I need to allocate an array with a malloc and I have to read some numbers from input. This is my code:

#include <stdio.h>
#include <stdlib.h>

void read(int **array, int *array_size)
{
    int *tmp;
    int i;
    scanf("%d", array_size);
    *array=malloc(*array_size*sizeof(int));
    tmp=malloc(*array_size*sizeof(int));
    for(i=0;i<*array_size;i++)
    {
        scanf("%d", &tmp[i]);
        array[i]=&tmp[i];
    }
}

//DO NOT EDIT main()
int main()
{
    int *array;
    int array_size,i;

    read(&array,&array_size);

    printf("Print array:\n");
    for(i=0;i<array_size;i++)
        printf("%d\n", array[i]);

    return 0;
}

It kinda works, but after displaying values it shows a stack smashing detected (I compiled it with GCC).

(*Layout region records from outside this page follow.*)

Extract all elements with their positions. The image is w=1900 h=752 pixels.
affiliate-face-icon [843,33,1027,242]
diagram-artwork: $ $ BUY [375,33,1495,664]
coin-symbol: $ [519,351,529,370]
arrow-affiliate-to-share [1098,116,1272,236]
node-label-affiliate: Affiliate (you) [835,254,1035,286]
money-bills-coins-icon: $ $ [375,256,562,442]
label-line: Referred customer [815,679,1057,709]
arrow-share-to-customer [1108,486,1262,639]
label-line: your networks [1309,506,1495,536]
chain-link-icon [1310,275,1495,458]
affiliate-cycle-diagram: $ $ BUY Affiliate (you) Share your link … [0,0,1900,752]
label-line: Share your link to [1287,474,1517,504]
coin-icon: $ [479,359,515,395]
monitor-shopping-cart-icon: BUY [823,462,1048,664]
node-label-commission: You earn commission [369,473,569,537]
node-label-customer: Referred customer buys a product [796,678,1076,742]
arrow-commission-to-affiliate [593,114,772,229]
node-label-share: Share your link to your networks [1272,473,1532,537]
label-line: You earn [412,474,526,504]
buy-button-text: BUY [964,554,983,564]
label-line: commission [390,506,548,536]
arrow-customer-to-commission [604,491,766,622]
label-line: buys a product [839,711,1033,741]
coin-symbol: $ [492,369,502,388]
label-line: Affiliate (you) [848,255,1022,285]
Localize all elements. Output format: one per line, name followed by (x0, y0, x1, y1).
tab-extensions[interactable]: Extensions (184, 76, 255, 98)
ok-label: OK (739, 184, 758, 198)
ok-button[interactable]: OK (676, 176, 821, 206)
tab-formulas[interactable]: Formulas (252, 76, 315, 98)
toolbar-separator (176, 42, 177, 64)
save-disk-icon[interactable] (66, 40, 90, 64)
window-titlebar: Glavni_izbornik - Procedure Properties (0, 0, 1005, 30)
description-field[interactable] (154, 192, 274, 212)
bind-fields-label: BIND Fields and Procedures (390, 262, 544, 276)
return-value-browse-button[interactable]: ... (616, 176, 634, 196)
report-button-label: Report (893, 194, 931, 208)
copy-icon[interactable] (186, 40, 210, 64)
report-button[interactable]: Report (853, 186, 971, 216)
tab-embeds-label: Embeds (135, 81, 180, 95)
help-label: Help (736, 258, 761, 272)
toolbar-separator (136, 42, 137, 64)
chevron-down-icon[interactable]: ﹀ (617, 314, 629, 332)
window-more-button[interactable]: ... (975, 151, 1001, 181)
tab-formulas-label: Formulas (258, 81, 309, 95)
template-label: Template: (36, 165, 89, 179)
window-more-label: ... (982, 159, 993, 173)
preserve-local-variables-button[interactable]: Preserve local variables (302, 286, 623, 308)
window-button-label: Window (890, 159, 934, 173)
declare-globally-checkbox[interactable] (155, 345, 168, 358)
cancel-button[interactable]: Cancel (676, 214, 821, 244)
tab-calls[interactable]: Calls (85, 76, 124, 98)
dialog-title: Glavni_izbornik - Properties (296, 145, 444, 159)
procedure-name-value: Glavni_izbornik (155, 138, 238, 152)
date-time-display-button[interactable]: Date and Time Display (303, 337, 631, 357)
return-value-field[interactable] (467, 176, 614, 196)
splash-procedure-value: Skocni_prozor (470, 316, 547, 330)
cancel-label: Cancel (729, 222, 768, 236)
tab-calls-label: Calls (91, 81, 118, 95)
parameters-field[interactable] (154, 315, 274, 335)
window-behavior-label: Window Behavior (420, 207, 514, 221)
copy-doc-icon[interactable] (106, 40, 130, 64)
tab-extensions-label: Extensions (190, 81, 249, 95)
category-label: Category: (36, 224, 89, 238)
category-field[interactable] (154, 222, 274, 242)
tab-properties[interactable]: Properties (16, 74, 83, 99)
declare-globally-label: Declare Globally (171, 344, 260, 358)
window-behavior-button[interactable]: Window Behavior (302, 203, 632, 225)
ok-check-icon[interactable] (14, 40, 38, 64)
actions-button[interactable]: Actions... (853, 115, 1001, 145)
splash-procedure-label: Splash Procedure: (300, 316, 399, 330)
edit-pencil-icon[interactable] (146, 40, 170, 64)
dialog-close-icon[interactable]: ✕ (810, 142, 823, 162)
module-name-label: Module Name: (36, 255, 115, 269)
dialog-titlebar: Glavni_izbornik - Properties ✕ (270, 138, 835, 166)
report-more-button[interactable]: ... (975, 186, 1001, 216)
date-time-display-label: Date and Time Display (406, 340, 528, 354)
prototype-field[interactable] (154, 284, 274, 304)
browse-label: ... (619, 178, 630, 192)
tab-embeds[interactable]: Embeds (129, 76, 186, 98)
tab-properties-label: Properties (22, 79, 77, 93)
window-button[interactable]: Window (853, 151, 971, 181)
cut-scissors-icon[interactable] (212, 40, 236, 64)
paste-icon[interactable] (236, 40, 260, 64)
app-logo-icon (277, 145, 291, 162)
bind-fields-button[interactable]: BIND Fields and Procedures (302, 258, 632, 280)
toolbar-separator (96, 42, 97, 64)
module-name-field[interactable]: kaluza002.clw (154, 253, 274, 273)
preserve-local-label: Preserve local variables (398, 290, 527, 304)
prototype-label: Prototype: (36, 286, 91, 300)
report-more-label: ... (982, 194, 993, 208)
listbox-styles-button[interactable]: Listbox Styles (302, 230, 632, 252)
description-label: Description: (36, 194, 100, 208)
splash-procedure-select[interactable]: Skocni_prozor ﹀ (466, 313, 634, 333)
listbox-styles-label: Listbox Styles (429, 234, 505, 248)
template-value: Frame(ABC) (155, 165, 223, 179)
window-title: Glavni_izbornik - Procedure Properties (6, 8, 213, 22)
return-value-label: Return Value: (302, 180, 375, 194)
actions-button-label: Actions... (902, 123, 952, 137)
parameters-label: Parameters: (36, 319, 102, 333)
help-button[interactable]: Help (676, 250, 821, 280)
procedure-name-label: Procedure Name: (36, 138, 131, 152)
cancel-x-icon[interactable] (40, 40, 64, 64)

I thought the problem is that *array=malloc(*array_size*sizeof(int)) , but I can't figure out how to fix it. Is there another way to allocate this array without editing main()? Thank you.

The problem is that you're indexing the wrong array. You should be writing (*array)[i] , not array[i] :

void read(int **array, int *array_size)
{
    int *tmp;
    int i;
    scanf("%d", array_size);
    *array=malloc(*array_size*sizeof(int));
    tmp=malloc(*array_size*sizeof(int));
    for(i=0;i<*array_size;i++)
    {
        scanf("%d", &tmp[i]);
        (*array)[i]=tmp[i];
    }
}

Of course all this is very complicated - you don't need to actually have that tmp , nor do you need to malloc it. Instead you could very well do something like

void read(int **array, int *array_size) {
    int i, *pos;
    scanf("%d", array_size);
    *array = pos = malloc(*array_size * sizeof(int));
    for (i = 0; i < *array_size; i ++, pos ++) {
        scanf("%d", pos);
    }
}

That is we have the pointer pos to point to the current position in the array where we want to scanf the next integer. On each loop we increment the position.

Naturally, you'd want to check the return values of these scanf s and malloc ; and perhaps read should have a different prototype, such as

int *read(int *array_size);

so it could return the pointer to the array directly, or NULL on error.